32'000'000 records with test hash 2d array on a heap

Tree size c c++ c# go rust
3*8+2 / 1*8-6 22717/22665
3*8+1 / 1*8-6 13557/8156 9353/11247
3*8+2 / 1*8-6 10470/6103 22844/22823 9044/9615
3*8+3 / 1*8-7 10173/5845 9429/8911
3*8+3 / 1*8-6 10204/5875 19207/18580 12316/4920 9461/8662
3*8+3 / 1*8-5 10155/5862 9507/8496
3*8+3 / 1*8-4 10181/5825 10269/8460
3*8+3 / 1*8-3 11149/8435
3*8+3 / 1*8-0 10296/5841
3*8+4 / 1*8-3 10988/4198 12460/8008
3*8+4 / 1*8-4 10940/4020 11895/8008
3*8+4 / 1*8-5 10956/4049 11597/8011
3*8+4 / 1*8-6 10909/6640 18378/17201 155978/200232 11021/4064 12074/8205
3*8+4 / 1*8-7 10920/4487 11438/8218
3*8+5 / 1*8-6 11487/6969 14940/13481 10359/4252
3*8+6 / 1*8-6 12371/7156 13441/9476 11398/4096
3*8+7 / 1*8-6 13706/7146 13887/8002 13486/3960
3*8+7 / 1*8-5 13774/7176 13435/7748
3*8+7 / 1*8-4 13707/7138 13634/7650 mem over mem over mem over
3*8+7 / 1*8-3 13717/7140 13629/7660
3*8+7 / 1*8-2 mem over
3*8+7 / 1*8 mem over

64'000'000 records with test hash 2d array on a heap

Tree size c++ go
3*8+2 / 1*8-6 stack over
3*8+2 / 1*8 mem over
3*8+3 / 1*8 mem over
3*8+4 / 1*8 mem over
3*8+4 / 1*8-4 mem over
3*8+5 / 1*8 mem over

Conclusion

I have highlighted the best key lookup performance for the languages on 32'000'000 key dataset.
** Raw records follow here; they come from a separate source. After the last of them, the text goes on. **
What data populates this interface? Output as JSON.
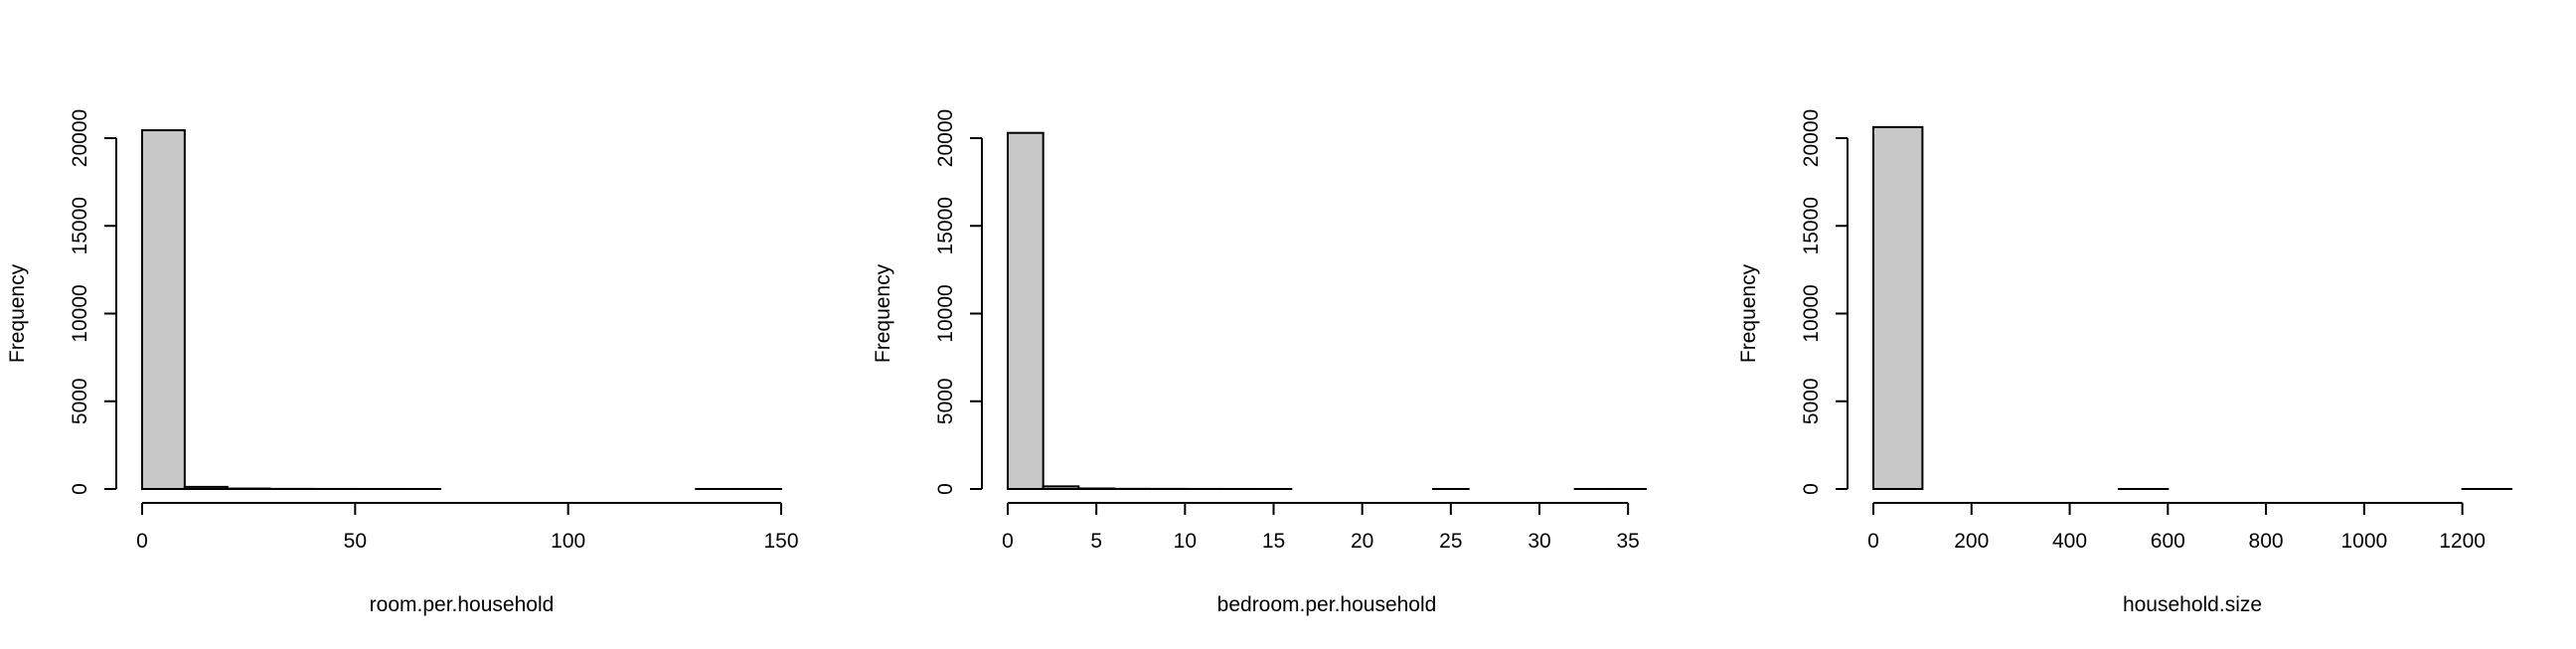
{
  "colors": {
    "bar_fill": "#c8c8c8",
    "stroke": "#000000",
    "background": "#ffffff"
  },
  "chart_data": [
    {
      "type": "bar",
      "title": "",
      "xlabel": "room.per.household",
      "ylabel": "Frequency",
      "xlim": [
        0,
        150
      ],
      "ylim": [
        0,
        20000
      ],
      "xticks": [
        "0",
        "50",
        "100",
        "150"
      ],
      "yticks": [
        "0",
        "5000",
        "10000",
        "15000",
        "20000"
      ],
      "bin_width": 10,
      "bins": [
        {
          "x0": 0,
          "x1": 10,
          "count": 20450
        },
        {
          "x0": 10,
          "x1": 20,
          "count": 120
        },
        {
          "x0": 20,
          "x1": 30,
          "count": 25
        },
        {
          "x0": 30,
          "x1": 40,
          "count": 5
        },
        {
          "x0": 40,
          "x1": 50,
          "count": 3
        },
        {
          "x0": 50,
          "x1": 60,
          "count": 2
        },
        {
          "x0": 60,
          "x1": 70,
          "count": 1
        },
        {
          "x0": 70,
          "x1": 80,
          "count": 0
        },
        {
          "x0": 80,
          "x1": 90,
          "count": 0
        },
        {
          "x0": 90,
          "x1": 100,
          "count": 0
        },
        {
          "x0": 100,
          "x1": 110,
          "count": 0
        },
        {
          "x0": 110,
          "x1": 120,
          "count": 0
        },
        {
          "x0": 120,
          "x1": 130,
          "count": 0
        },
        {
          "x0": 130,
          "x1": 140,
          "count": 1
        },
        {
          "x0": 140,
          "x1": 150,
          "count": 1
        }
      ]
    },
    {
      "type": "bar",
      "title": "",
      "xlabel": "bedroom.per.household",
      "ylabel": "Frequency",
      "xlim": [
        0,
        36
      ],
      "ylim": [
        0,
        20000
      ],
      "xticks": [
        "0",
        "5",
        "10",
        "15",
        "20",
        "25",
        "30",
        "35"
      ],
      "yticks": [
        "0",
        "5000",
        "10000",
        "15000",
        "20000"
      ],
      "bin_width": 2,
      "bins": [
        {
          "x0": 0,
          "x1": 2,
          "count": 20300
        },
        {
          "x0": 2,
          "x1": 4,
          "count": 150
        },
        {
          "x0": 4,
          "x1": 6,
          "count": 30
        },
        {
          "x0": 6,
          "x1": 8,
          "count": 10
        },
        {
          "x0": 8,
          "x1": 10,
          "count": 5
        },
        {
          "x0": 10,
          "x1": 12,
          "count": 3
        },
        {
          "x0": 12,
          "x1": 14,
          "count": 2
        },
        {
          "x0": 14,
          "x1": 16,
          "count": 1
        },
        {
          "x0": 16,
          "x1": 18,
          "count": 0
        },
        {
          "x0": 18,
          "x1": 20,
          "count": 0
        },
        {
          "x0": 20,
          "x1": 22,
          "count": 0
        },
        {
          "x0": 22,
          "x1": 24,
          "count": 0
        },
        {
          "x0": 24,
          "x1": 26,
          "count": 1
        },
        {
          "x0": 26,
          "x1": 28,
          "count": 0
        },
        {
          "x0": 28,
          "x1": 30,
          "count": 0
        },
        {
          "x0": 30,
          "x1": 32,
          "count": 0
        },
        {
          "x0": 32,
          "x1": 34,
          "count": 1
        },
        {
          "x0": 34,
          "x1": 36,
          "count": 1
        }
      ]
    },
    {
      "type": "bar",
      "title": "",
      "xlabel": "household.size",
      "ylabel": "Frequency",
      "xlim": [
        0,
        1300
      ],
      "ylim": [
        0,
        20000
      ],
      "xticks": [
        "0",
        "200",
        "400",
        "600",
        "800",
        "1000",
        "1200"
      ],
      "yticks": [
        "0",
        "5000",
        "10000",
        "15000",
        "20000"
      ],
      "bin_width": 100,
      "bins": [
        {
          "x0": 0,
          "x1": 100,
          "count": 20630
        },
        {
          "x0": 100,
          "x1": 200,
          "count": 0
        },
        {
          "x0": 200,
          "x1": 300,
          "count": 0
        },
        {
          "x0": 300,
          "x1": 400,
          "count": 0
        },
        {
          "x0": 400,
          "x1": 500,
          "count": 0
        },
        {
          "x0": 500,
          "x1": 600,
          "count": 1
        },
        {
          "x0": 600,
          "x1": 700,
          "count": 0
        },
        {
          "x0": 700,
          "x1": 800,
          "count": 0
        },
        {
          "x0": 800,
          "x1": 900,
          "count": 0
        },
        {
          "x0": 900,
          "x1": 1000,
          "count": 0
        },
        {
          "x0": 1000,
          "x1": 1100,
          "count": 0
        },
        {
          "x0": 1100,
          "x1": 1200,
          "count": 0
        },
        {
          "x0": 1200,
          "x1": 1300,
          "count": 1
        }
      ]
    }
  ]
}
Actually I'm amazed how well go performs, even its native map implementation, and actually I would give it the 1st place in these tests, while с would get the 2nd.

Meanwhile it is highly possible that the models here are far from being well optimized, so the real rating can be absolutely different.